I'd like to dedicate this to my least favorite highway exit of all time: Pennsylvania's Interstate 70 Exit 28.

My growling stomach and I were traveling from Washington to Ohio when a sign announced a gold mine of fast-food restaurants. McDonald's, Subway, Wendy's! Taco Bell, Popeyes, Chick-fil-A! All at the same exit! Obeying my stomach, I switched into the exit lane immediately.

The sign should have noted that this Promised Land of restaurants was 2.5 miles off the highway. What I hoped would be a quick detour ended up taking a full 30 minutes.

This is the frustration iExit hopes to help you avoid. Plus, it wants to help you plan a stop ahead of time, instead of in the brief period after you've zoomed by a sign full of hotel or fast-food logos for an exit that's rapidly approaching.

The mobile devices app offers a directory of services and businesses within 1.5 miles of the next 100 exits you will pass. This eliminates much of the guesswork that goes into road trips. Should you stop here, or will there be better food coming up? How far is the nearest gas station? Will there be a hotel in about half an hour? Now you know.

In addition to hotels, restaurants and gas stations, iExit will locate rest stops, campgrounds, RV parks, hospitals and diesel fuel. If you tap on the icon for each service or business, it opens with more details.

Another great thing about the app is that you can tell it what your favorite stops are. If you're always looking for a Starbucks, it will point you to every Starbucks on your path, a feature I have taken full advantage of.

One problem with iExit -- which, though its name might indicate otherwise, is available on Android -- is that its knowledge seems somewhat out of date.
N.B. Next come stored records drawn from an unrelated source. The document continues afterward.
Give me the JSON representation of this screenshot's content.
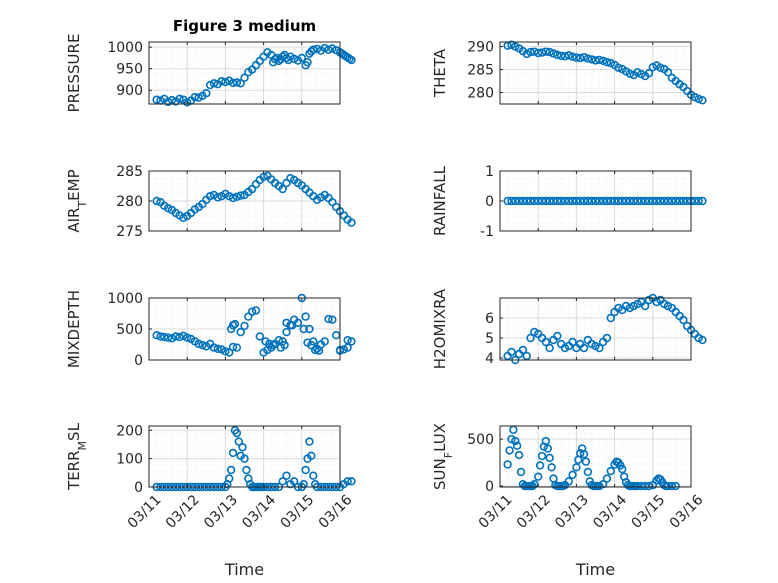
{
  "figure": {
    "title": "Figure 3 medium"
  },
  "colors": {
    "marker": "#0072BD",
    "axis": "#262626",
    "grid": "#dcdcdc"
  },
  "chart_data": [
    {
      "type": "scatter",
      "ylabel": "PRESSURE",
      "yticks": [
        900,
        950,
        1000
      ],
      "ylim": [
        868,
        1012
      ],
      "title": "Figure 3 medium",
      "grid": true,
      "x": [
        0.2,
        0.3,
        0.4,
        0.5,
        0.6,
        0.7,
        0.8,
        0.9,
        1.0,
        1.1,
        1.2,
        1.3,
        1.4,
        1.5,
        1.6,
        1.7,
        1.8,
        1.9,
        2.0,
        2.1,
        2.2,
        2.3,
        2.4,
        2.5,
        2.6,
        2.7,
        2.8,
        2.9,
        3.0,
        3.1,
        3.2,
        3.25,
        3.3,
        3.35,
        3.4,
        3.45,
        3.5,
        3.55,
        3.6,
        3.65,
        3.7,
        3.8,
        3.9,
        4.0,
        4.1,
        4.15,
        4.2,
        4.25,
        4.3,
        4.4,
        4.5,
        4.6,
        4.7,
        4.8,
        4.9,
        5.0,
        5.05,
        5.1,
        5.15,
        5.2,
        5.25,
        5.3
      ],
      "y": [
        878,
        876,
        880,
        873,
        877,
        874,
        880,
        878,
        872,
        876,
        884,
        883,
        887,
        893,
        912,
        916,
        914,
        921,
        919,
        922,
        917,
        918,
        916,
        929,
        942,
        948,
        958,
        968,
        978,
        988,
        982,
        965,
        972,
        975,
        968,
        972,
        978,
        982,
        975,
        970,
        978,
        973,
        969,
        975,
        958,
        965,
        985,
        990,
        994,
        996,
        992,
        998,
        994,
        997,
        993,
        988,
        985,
        982,
        979,
        976,
        973,
        970
      ]
    },
    {
      "type": "scatter",
      "ylabel": "THETA",
      "yticks": [
        280,
        285,
        290
      ],
      "ylim": [
        277.5,
        291
      ],
      "grid": true,
      "x": [
        0.2,
        0.3,
        0.4,
        0.5,
        0.6,
        0.7,
        0.8,
        0.9,
        1.0,
        1.1,
        1.2,
        1.3,
        1.4,
        1.5,
        1.6,
        1.7,
        1.8,
        1.9,
        2.0,
        2.1,
        2.2,
        2.3,
        2.4,
        2.5,
        2.6,
        2.7,
        2.8,
        2.9,
        3.0,
        3.1,
        3.2,
        3.3,
        3.4,
        3.5,
        3.6,
        3.7,
        3.8,
        3.9,
        4.0,
        4.1,
        4.2,
        4.3,
        4.4,
        4.5,
        4.6,
        4.7,
        4.8,
        4.9,
        5.0,
        5.1,
        5.2,
        5.3
      ],
      "y": [
        290.2,
        290.4,
        290.0,
        289.6,
        289.0,
        288.4,
        288.8,
        288.9,
        288.6,
        288.7,
        288.9,
        288.8,
        288.5,
        288.2,
        288.0,
        287.9,
        288.1,
        287.8,
        287.6,
        287.5,
        287.7,
        287.4,
        287.2,
        287.0,
        287.1,
        286.9,
        286.6,
        286.4,
        286.0,
        285.4,
        285.1,
        284.6,
        284.1,
        283.8,
        284.4,
        284.0,
        283.6,
        284.2,
        285.5,
        285.9,
        285.4,
        285.1,
        284.4,
        283.2,
        282.5,
        281.8,
        281.2,
        280.3,
        279.5,
        279.0,
        278.6,
        278.3
      ]
    },
    {
      "type": "scatter",
      "ylabel": "AIR_TEMP",
      "yticks": [
        275,
        280,
        285
      ],
      "ylim": [
        275,
        285
      ],
      "grid": true,
      "x": [
        0.2,
        0.3,
        0.4,
        0.5,
        0.6,
        0.7,
        0.8,
        0.9,
        1.0,
        1.1,
        1.2,
        1.3,
        1.4,
        1.5,
        1.6,
        1.7,
        1.8,
        1.9,
        2.0,
        2.1,
        2.2,
        2.3,
        2.4,
        2.5,
        2.6,
        2.7,
        2.8,
        2.9,
        3.0,
        3.1,
        3.2,
        3.3,
        3.4,
        3.5,
        3.6,
        3.7,
        3.8,
        3.9,
        4.0,
        4.1,
        4.2,
        4.3,
        4.4,
        4.5,
        4.6,
        4.7,
        4.8,
        4.9,
        5.0,
        5.1,
        5.2,
        5.3
      ],
      "y": [
        280.0,
        279.8,
        279.2,
        278.8,
        278.5,
        278.0,
        277.6,
        277.2,
        277.5,
        278.0,
        278.6,
        279.0,
        279.5,
        280.2,
        280.8,
        281.0,
        280.6,
        280.8,
        281.2,
        280.8,
        280.5,
        280.7,
        280.9,
        281.0,
        281.5,
        282.0,
        282.8,
        283.5,
        284.0,
        284.2,
        283.6,
        283.0,
        282.5,
        282.0,
        283.0,
        283.8,
        283.5,
        283.0,
        282.6,
        282.0,
        281.4,
        280.8,
        280.2,
        280.6,
        281.0,
        280.5,
        279.8,
        279.0,
        278.3,
        277.6,
        276.9,
        276.4
      ]
    },
    {
      "type": "scatter",
      "ylabel": "RAINFALL",
      "yticks": [
        -1,
        0,
        1
      ],
      "ylim": [
        -1,
        1
      ],
      "grid": true,
      "x": [
        0.2,
        0.3,
        0.4,
        0.5,
        0.6,
        0.7,
        0.8,
        0.9,
        1.0,
        1.1,
        1.2,
        1.3,
        1.4,
        1.5,
        1.6,
        1.7,
        1.8,
        1.9,
        2.0,
        2.1,
        2.2,
        2.3,
        2.4,
        2.5,
        2.6,
        2.7,
        2.8,
        2.9,
        3.0,
        3.1,
        3.2,
        3.3,
        3.4,
        3.5,
        3.6,
        3.7,
        3.8,
        3.9,
        4.0,
        4.1,
        4.2,
        4.3,
        4.4,
        4.5,
        4.6,
        4.7,
        4.8,
        4.9,
        5.0,
        5.1,
        5.2,
        5.3
      ],
      "y": [
        0,
        0,
        0,
        0,
        0,
        0,
        0,
        0,
        0,
        0,
        0,
        0,
        0,
        0,
        0,
        0,
        0,
        0,
        0,
        0,
        0,
        0,
        0,
        0,
        0,
        0,
        0,
        0,
        0,
        0,
        0,
        0,
        0,
        0,
        0,
        0,
        0,
        0,
        0,
        0,
        0,
        0,
        0,
        0,
        0,
        0,
        0,
        0,
        0,
        0,
        0,
        0
      ]
    },
    {
      "type": "scatter",
      "ylabel": "MIXDEPTH",
      "yticks": [
        0,
        500,
        1000
      ],
      "ylim": [
        0,
        1000
      ],
      "grid": true,
      "x": [
        0.2,
        0.3,
        0.4,
        0.5,
        0.6,
        0.7,
        0.8,
        0.9,
        1.0,
        1.1,
        1.2,
        1.3,
        1.4,
        1.5,
        1.6,
        1.7,
        1.8,
        1.9,
        2.0,
        2.1,
        2.2,
        2.3,
        2.4,
        2.5,
        2.6,
        2.7,
        2.8,
        2.9,
        3.0,
        3.1,
        3.2,
        3.3,
        3.4,
        3.5,
        3.6,
        3.7,
        3.8,
        3.9,
        4.0,
        4.1,
        4.2,
        4.3,
        4.4,
        4.5,
        4.6,
        4.7,
        4.8,
        4.9,
        5.0,
        5.1,
        5.2,
        5.3,
        2.15,
        2.2,
        2.25,
        3.05,
        3.15,
        3.25,
        3.45,
        3.55,
        3.6,
        3.75,
        4.05,
        4.15,
        4.25,
        4.35,
        4.45,
        5.0,
        5.2
      ],
      "y": [
        400,
        380,
        370,
        360,
        350,
        380,
        370,
        390,
        360,
        340,
        300,
        260,
        240,
        220,
        260,
        200,
        180,
        170,
        140,
        120,
        210,
        200,
        450,
        550,
        700,
        780,
        800,
        380,
        120,
        160,
        200,
        260,
        320,
        300,
        450,
        560,
        650,
        600,
        1000,
        700,
        500,
        300,
        180,
        250,
        300,
        660,
        650,
        400,
        150,
        170,
        200,
        300,
        500,
        560,
        580,
        300,
        260,
        240,
        200,
        240,
        600,
        560,
        500,
        280,
        240,
        160,
        150,
        160,
        320
      ]
    },
    {
      "type": "scatter",
      "ylabel": "H2OMIXRA",
      "yticks": [
        4,
        5,
        6
      ],
      "ylim": [
        3.9,
        7.0
      ],
      "grid": true,
      "x": [
        0.2,
        0.3,
        0.4,
        0.5,
        0.6,
        0.7,
        0.8,
        0.9,
        1.0,
        1.1,
        1.2,
        1.3,
        1.4,
        1.5,
        1.6,
        1.7,
        1.8,
        1.9,
        2.0,
        2.1,
        2.2,
        2.3,
        2.4,
        2.5,
        2.6,
        2.7,
        2.8,
        2.9,
        3.0,
        3.1,
        3.2,
        3.3,
        3.4,
        3.5,
        3.6,
        3.7,
        3.8,
        3.9,
        4.0,
        4.1,
        4.2,
        4.3,
        4.4,
        4.5,
        4.6,
        4.7,
        4.8,
        4.9,
        5.0,
        5.1,
        5.2,
        5.3
      ],
      "y": [
        4.1,
        4.3,
        3.9,
        4.2,
        4.4,
        4.1,
        5.0,
        5.3,
        5.2,
        5.0,
        4.8,
        4.5,
        4.9,
        5.1,
        4.7,
        4.5,
        4.6,
        4.8,
        4.5,
        4.7,
        4.5,
        4.9,
        4.7,
        4.6,
        4.5,
        4.8,
        5.0,
        6.0,
        6.3,
        6.5,
        6.4,
        6.6,
        6.5,
        6.6,
        6.7,
        6.8,
        6.6,
        6.9,
        7.0,
        6.8,
        6.9,
        6.7,
        6.6,
        6.5,
        6.3,
        6.1,
        5.9,
        5.6,
        5.4,
        5.2,
        5.0,
        4.9
      ]
    },
    {
      "type": "scatter",
      "ylabel": "TERR_MSL",
      "yticks": [
        0,
        100,
        200
      ],
      "ylim": [
        0,
        215
      ],
      "grid": true,
      "xlabel": "Time",
      "xticks": [
        "03/11",
        "03/12",
        "03/13",
        "03/14",
        "03/15",
        "03/16"
      ],
      "x": [
        0.2,
        0.3,
        0.4,
        0.5,
        0.6,
        0.7,
        0.8,
        0.9,
        1.0,
        1.1,
        1.2,
        1.3,
        1.4,
        1.5,
        1.6,
        1.7,
        1.8,
        1.9,
        2.0,
        2.05,
        2.1,
        2.15,
        2.2,
        2.25,
        2.3,
        2.35,
        2.4,
        2.45,
        2.5,
        2.55,
        2.6,
        2.65,
        2.7,
        2.75,
        2.8,
        2.85,
        2.9,
        2.95,
        3.0,
        3.1,
        3.2,
        3.3,
        3.4,
        3.5,
        3.6,
        3.7,
        3.8,
        3.9,
        4.0,
        4.05,
        4.1,
        4.15,
        4.2,
        4.25,
        4.3,
        4.35,
        4.4,
        4.5,
        4.6,
        4.7,
        4.8,
        4.9,
        5.0,
        5.1,
        5.2,
        5.3
      ],
      "y": [
        0,
        0,
        0,
        0,
        0,
        0,
        0,
        0,
        0,
        0,
        0,
        0,
        0,
        0,
        0,
        0,
        0,
        0,
        0,
        10,
        30,
        60,
        120,
        200,
        190,
        160,
        110,
        140,
        100,
        60,
        30,
        10,
        0,
        0,
        0,
        0,
        0,
        0,
        0,
        0,
        0,
        0,
        0,
        20,
        40,
        10,
        20,
        0,
        0,
        10,
        60,
        100,
        160,
        110,
        40,
        10,
        0,
        0,
        0,
        0,
        0,
        0,
        0,
        10,
        20,
        20
      ]
    },
    {
      "type": "scatter",
      "ylabel": "SUN_FLUX",
      "yticks": [
        0,
        500
      ],
      "ylim": [
        -10,
        640
      ],
      "grid": true,
      "xlabel": "Time",
      "xticks": [
        "03/11",
        "03/12",
        "03/13",
        "03/14",
        "03/15",
        "03/16"
      ],
      "x": [
        0.2,
        0.25,
        0.3,
        0.35,
        0.4,
        0.45,
        0.5,
        0.55,
        0.6,
        0.65,
        0.7,
        0.75,
        0.8,
        0.85,
        0.9,
        1.0,
        1.05,
        1.1,
        1.15,
        1.2,
        1.25,
        1.3,
        1.35,
        1.4,
        1.45,
        1.5,
        1.55,
        1.6,
        1.65,
        1.7,
        1.8,
        1.9,
        2.0,
        2.05,
        2.1,
        2.15,
        2.2,
        2.25,
        2.3,
        2.35,
        2.4,
        2.45,
        2.5,
        2.55,
        2.6,
        2.7,
        2.8,
        2.9,
        3.0,
        3.05,
        3.1,
        3.15,
        3.2,
        3.25,
        3.3,
        3.35,
        3.4,
        3.45,
        3.5,
        3.55,
        3.6,
        3.7,
        3.8,
        3.9,
        4.0,
        4.1,
        4.15,
        4.2,
        4.25,
        4.3,
        4.35,
        4.4,
        4.5,
        4.6
      ],
      "y": [
        230,
        380,
        500,
        600,
        480,
        430,
        330,
        150,
        20,
        0,
        0,
        0,
        0,
        0,
        20,
        100,
        220,
        320,
        420,
        480,
        400,
        300,
        200,
        80,
        10,
        0,
        0,
        0,
        0,
        10,
        50,
        120,
        200,
        280,
        350,
        400,
        340,
        260,
        150,
        50,
        10,
        0,
        0,
        0,
        0,
        20,
        80,
        160,
        230,
        260,
        250,
        220,
        180,
        100,
        40,
        10,
        0,
        0,
        0,
        0,
        0,
        0,
        0,
        0,
        10,
        60,
        80,
        70,
        40,
        10,
        0,
        0,
        0,
        0
      ]
    }
  ]
}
It recently told me there was a Caribou Coffee close by, but the shop had closed nearly two years earlier.

The app also poses a more serious concern: Driving while looking at your phone is extremely dangerous. If you don't have a co-pilot, you need to resist the temptation to use iExit at 70 mph on the turnpike; after all, by showing you the next 100 exits, it makes it possible to plan your next stop while parked at your current one.

When I arrived in Ohio, my brother, who has driven the same Interstate 70 route many times, spied the Chick-fil-A bag in the passenger seat.

“Where did you get the Chick-fil-A?” he asked.

I began to say, “Oh, let me tell you, I was so annoyed . . .”

He cut me off. “Let me guess, you went forever off the highway and it took a half-hour to get back on track? I did the exact. Same. Thing.”

iExit stats

Cost: Free

Operating system: iOS, Android

Creator: Metrocket Software

User ratings: Apple, 4 1/2 out of 5 stars (1,325 ratings), Google Play, 3 1/2 out of 4 stars(283 ratings)

Bottom line: Helpful for those who want to plan their exits and prefer specific hotels and restaurants.